Papilio glaucus Eastern Tiger Swallowtail (male) 8.9.2009.jpgMy father is a yellow butterfly. No, really. As out there as it seems, I totally believe that my late father appears every summer as an Eastern Tiger Swallowtail. Why would I admit this? Probably something to do with missing him on Father’s Day. But how do I know it’s him?

Well. The first sighting was the day after his sudden death from a heart attack. My mother and siblings and I were gathered on the balcony of our family home, which overlooks a forested hillside and river, trying to stop crying long enough to organize his funeral. He’d been in good health as far as anyone knew, so we were in extreme shock. As we sat in stunned sorrow, a yellow butterfly darted right into our midst.
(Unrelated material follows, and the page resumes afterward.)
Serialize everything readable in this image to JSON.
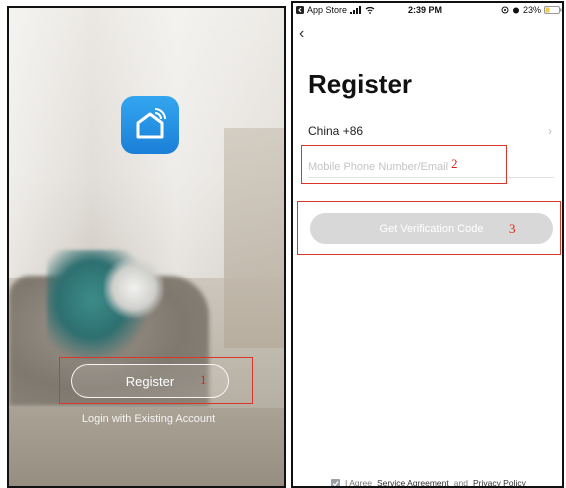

We all stared at it flitting about in the breeze. Then we looked at each other. “That’s him,” one of us said. “Don’t be ridiculous,” was the reply. But we all knew that if our father, a gentle soul who loved nature, especially gardens and flowers, had any say in what he might come back as, a butterfly was exactly what he’d choose.
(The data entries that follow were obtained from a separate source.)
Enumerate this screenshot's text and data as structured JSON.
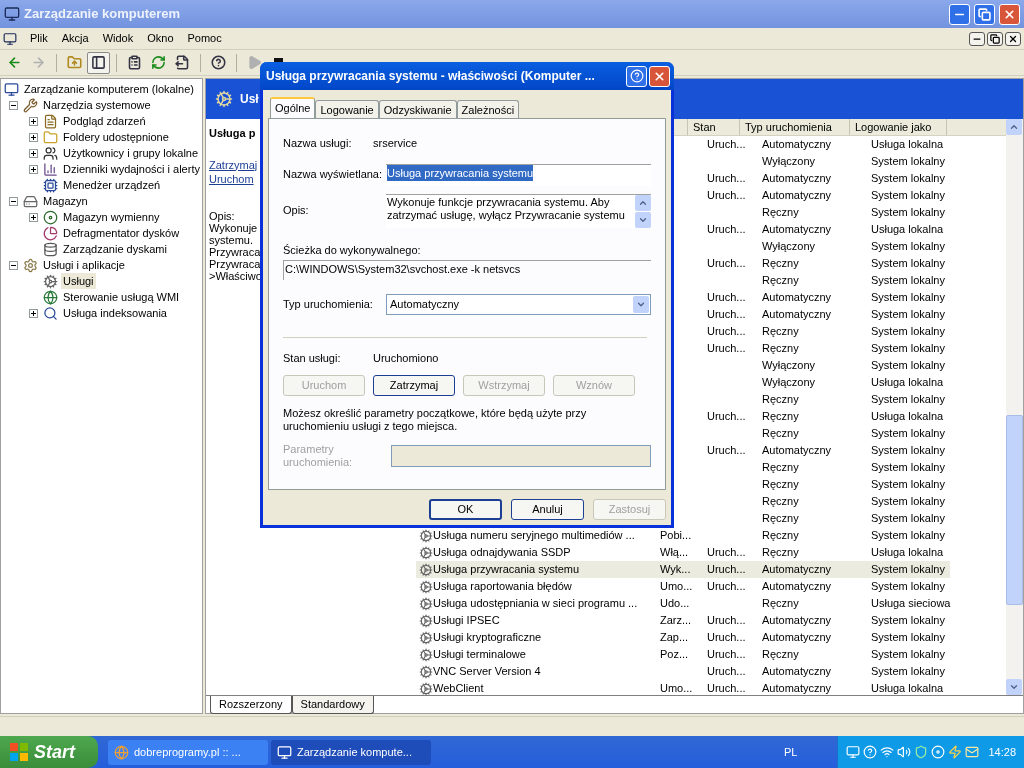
{
  "window": {
    "title": "Zarządzanie komputerem"
  },
  "menu": [
    "Plik",
    "Akcja",
    "Widok",
    "Okno",
    "Pomoc"
  ],
  "toolbar": [
    {
      "kind": "back",
      "disabled": false,
      "pressed": false
    },
    {
      "kind": "forward",
      "disabled": true,
      "pressed": false
    },
    {
      "kind": "separator"
    },
    {
      "kind": "up",
      "disabled": false,
      "pressed": false
    },
    {
      "kind": "tree",
      "disabled": false,
      "pressed": true
    },
    {
      "kind": "separator"
    },
    {
      "kind": "properties",
      "disabled": false,
      "pressed": false
    },
    {
      "kind": "refresh",
      "disabled": false,
      "pressed": false
    },
    {
      "kind": "export",
      "disabled": false,
      "pressed": false
    },
    {
      "kind": "separator"
    },
    {
      "kind": "help",
      "disabled": false,
      "pressed": false
    },
    {
      "kind": "separator"
    },
    {
      "kind": "play",
      "disabled": true,
      "pressed": false
    },
    {
      "kind": "stop",
      "disabled": false,
      "pressed": false
    }
  ],
  "tree": [
    {
      "label": "Zarządzanie komputerem (lokalne)",
      "kind": "computer",
      "selected": false,
      "children": [
        {
          "label": "Narzędzia systemowe",
          "kind": "tools",
          "expanded": true,
          "selected": false,
          "children": [
            {
              "label": "Podgląd zdarzeń",
              "kind": "events",
              "expanded": false,
              "selected": false
            },
            {
              "label": "Foldery udostępnione",
              "kind": "folder",
              "expanded": false,
              "selected": false
            },
            {
              "label": "Użytkownicy i grupy lokalne",
              "kind": "users",
              "expanded": false,
              "selected": false
            },
            {
              "label": "Dzienniki wydajności i alerty",
              "kind": "perf",
              "expanded": false,
              "selected": false
            },
            {
              "label": "Menedżer urządzeń",
              "kind": "device",
              "selected": false
            }
          ]
        },
        {
          "label": "Magazyn",
          "kind": "storage",
          "expanded": true,
          "selected": false,
          "children": [
            {
              "label": "Magazyn wymienny",
              "kind": "removable",
              "expanded": false,
              "selected": false
            },
            {
              "label": "Defragmentator dysków",
              "kind": "defrag",
              "selected": false
            },
            {
              "label": "Zarządzanie dyskami",
              "kind": "disk",
              "selected": false
            }
          ]
        },
        {
          "label": "Usługi i aplikacje",
          "kind": "apps",
          "expanded": true,
          "selected": false,
          "children": [
            {
              "label": "Usługi",
              "kind": "services",
              "selected": true
            },
            {
              "label": "Sterowanie usługą WMI",
              "kind": "wmi",
              "selected": false
            },
            {
              "label": "Usługa indeksowania",
              "kind": "index",
              "expanded": false,
              "selected": false
            }
          ]
        }
      ]
    }
  ],
  "details": {
    "header": "Usł",
    "name": "Usługa p",
    "links": [
      "Zatrzymaj",
      "Uruchom"
    ],
    "lines": [
      "Opis:",
      "Wykonuje",
      "systemu.",
      "Przywraca",
      "Przywraca",
      ">Właściwo"
    ]
  },
  "list": {
    "columns": [
      "Stan",
      "Typ uruchomienia",
      "Logowanie jako"
    ],
    "rows": [
      {
        "status": "Uruch...",
        "startup": "Automatyczny",
        "logon": "Usługa lokalna",
        "selected": false
      },
      {
        "startup": "Wyłączony",
        "logon": "System lokalny",
        "selected": false
      },
      {
        "status": "Uruch...",
        "startup": "Automatyczny",
        "logon": "System lokalny",
        "selected": false
      },
      {
        "status": "Uruch...",
        "startup": "Automatyczny",
        "logon": "System lokalny",
        "selected": false
      },
      {
        "startup": "Ręczny",
        "logon": "System lokalny",
        "selected": false
      },
      {
        "status": "Uruch...",
        "startup": "Automatyczny",
        "logon": "Usługa lokalna",
        "selected": false
      },
      {
        "startup": "Wyłączony",
        "logon": "System lokalny",
        "selected": false
      },
      {
        "status": "Uruch...",
        "startup": "Ręczny",
        "logon": "System lokalny",
        "selected": false
      },
      {
        "startup": "Ręczny",
        "logon": "System lokalny",
        "selected": false
      },
      {
        "status": "Uruch...",
        "startup": "Automatyczny",
        "logon": "System lokalny",
        "selected": false
      },
      {
        "status": "Uruch...",
        "startup": "Automatyczny",
        "logon": "System lokalny",
        "selected": false
      },
      {
        "status": "Uruch...",
        "startup": "Ręczny",
        "logon": "System lokalny",
        "selected": false
      },
      {
        "status": "Uruch...",
        "startup": "Ręczny",
        "logon": "System lokalny",
        "selected": false
      },
      {
        "startup": "Wyłączony",
        "logon": "System lokalny",
        "selected": false
      },
      {
        "startup": "Wyłączony",
        "logon": "Usługa lokalna",
        "selected": false
      },
      {
        "startup": "Ręczny",
        "logon": "System lokalny",
        "selected": false
      },
      {
        "status": "Uruch...",
        "startup": "Ręczny",
        "logon": "Usługa lokalna",
        "selected": false
      },
      {
        "startup": "Ręczny",
        "logon": "System lokalny",
        "selected": false
      },
      {
        "status": "Uruch...",
        "startup": "Automatyczny",
        "logon": "System lokalny",
        "selected": false
      },
      {
        "startup": "Ręczny",
        "logon": "System lokalny",
        "selected": false
      },
      {
        "startup": "Ręczny",
        "logon": "System lokalny",
        "selected": false
      },
      {
        "startup": "Ręczny",
        "logon": "System lokalny",
        "selected": false
      },
      {
        "startup": "Ręczny",
        "logon": "System lokalny",
        "selected": false
      },
      {
        "name": "Usługa numeru seryjnego multimediów ...",
        "description": "Pobi...",
        "startup": "Ręczny",
        "logon": "System lokalny",
        "selected": false
      },
      {
        "name": "Usługa odnajdywania SSDP",
        "description": "Włą...",
        "status": "Uruch...",
        "startup": "Ręczny",
        "logon": "Usługa lokalna",
        "selected": false
      },
      {
        "name": "Usługa przywracania systemu",
        "description": "Wyk...",
        "status": "Uruch...",
        "startup": "Automatyczny",
        "logon": "System lokalny",
        "selected": true
      },
      {
        "name": "Usługa raportowania błędów",
        "description": "Umo...",
        "status": "Uruch...",
        "startup": "Automatyczny",
        "logon": "System lokalny",
        "selected": false
      },
      {
        "name": "Usługa udostępniania w sieci programu ...",
        "description": "Udo...",
        "startup": "Ręczny",
        "logon": "Usługa sieciowa",
        "selected": false
      },
      {
        "name": "Usługi IPSEC",
        "description": "Zarz...",
        "status": "Uruch...",
        "startup": "Automatyczny",
        "logon": "System lokalny",
        "selected": false
      },
      {
        "name": "Usługi kryptograficzne",
        "description": "Zap...",
        "status": "Uruch...",
        "startup": "Automatyczny",
        "logon": "System lokalny",
        "selected": false
      },
      {
        "name": "Usługi terminalowe",
        "description": "Poz...",
        "status": "Uruch...",
        "startup": "Ręczny",
        "logon": "System lokalny",
        "selected": false
      },
      {
        "name": "VNC Server Version 4",
        "status": "Uruch...",
        "startup": "Automatyczny",
        "logon": "System lokalny",
        "selected": false
      },
      {
        "name": "WebClient",
        "description": "Umo...",
        "status": "Uruch...",
        "startup": "Automatyczny",
        "logon": "Usługa lokalna",
        "selected": false
      }
    ]
  },
  "view_tabs": [
    {
      "label": "Rozszerzony",
      "selected": true
    },
    {
      "label": "Standardowy",
      "selected": false
    }
  ],
  "dialog": {
    "title": "Usługa przywracania systemu - właściwości (Komputer ...",
    "tabs": [
      {
        "label": "Ogólne",
        "selected": true
      },
      {
        "label": "Logowanie",
        "selected": false
      },
      {
        "label": "Odzyskiwanie",
        "selected": false
      },
      {
        "label": "Zależności",
        "selected": false
      }
    ],
    "service_name_label": "Nazwa usługi:",
    "service_name": "srservice",
    "display_name_label": "Nazwa wyświetlana:",
    "display_name": "Usługa przywracania systemu",
    "display_name_selected": true,
    "description_label": "Opis:",
    "description": "Wykonuje funkcje przywracania systemu. Aby zatrzymać usługę, wyłącz Przywracanie systemu",
    "path_label": "Ścieżka do wykonywalnego:",
    "path": "C:\\WINDOWS\\System32\\svchost.exe -k netsvcs",
    "startup_label": "Typ uruchomienia:",
    "startup": "Automatyczny",
    "status_label": "Stan usługi:",
    "status": "Uruchomiono",
    "service_buttons": [
      {
        "label": "Uruchom",
        "disabled": true
      },
      {
        "label": "Zatrzymaj",
        "disabled": false
      },
      {
        "label": "Wstrzymaj",
        "disabled": true
      },
      {
        "label": "Wznów",
        "disabled": true
      }
    ],
    "hint": "Możesz określić parametry początkowe, które będą użyte przy uruchomieniu usługi z tego miejsca.",
    "params_label": "Parametry uruchomienia:",
    "params_disabled": true,
    "buttons": [
      {
        "label": "OK",
        "disabled": false,
        "default": true
      },
      {
        "label": "Anuluj",
        "disabled": false,
        "default": false
      },
      {
        "label": "Zastosuj",
        "disabled": true,
        "default": false
      }
    ]
  },
  "taskbar": {
    "start": "Start",
    "tasks": [
      {
        "label": "dobreprogramy.pl :: ...",
        "kind": "browser",
        "selected": false
      },
      {
        "label": "Zarządzanie kompute...",
        "kind": "computer",
        "selected": true
      }
    ],
    "language": "PL",
    "clock": "14:28"
  }
}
The next day, as we were sitting on the limestone wall admiring our father’s perennial garden in all its July glory, we saw a yellow butterfly again. Hmm. Maybe it was raw grief that made us suspend rational thinking – we wanted it to be him, we needed it to be him. And while we did often see butterflies around the property, it was rare to see an Eastern Tiger Swallowtail, especially two days in a row. So this time when one of us said, “It’s him,” we all agreed.

That was over twenty years ago. Since then, I often see a yellow butterfly when I’m somewhere my father would have loved – in a park, a garden, on a hiking trail. And whenever I’m with my siblings in St. Marys – walking by the river, picnicking by the little falls, sitting out on that same garden wall – a yellow butterfly almost always appears.

Honestly, I am not making this up. There is something so consistent about where and when we see him. “There’s Father,” one of us will say, and everyone laughs. It’s become a bit of a joke, but it remains a great comfort. And even if our butterfly theory sounds crazy, we all wonder if maybe, just maybe, he’s showing up to tell us something about the other side.

My father was a spiritual man, and certainly believed in an afterlife. One of the many important things he taught me was a sense of wonder about the unknown. So who’s to say he’s not a yellow butterfly now? I find that more probable that imagining him with a halo and angel’s wings, and more appealing than the dust to dust option.

But whatever and wherever he is, I’m blessed to have had such a marvelous father. To all the yellow butterflies and fathers in our mysterious universe, Happy Father’s Day.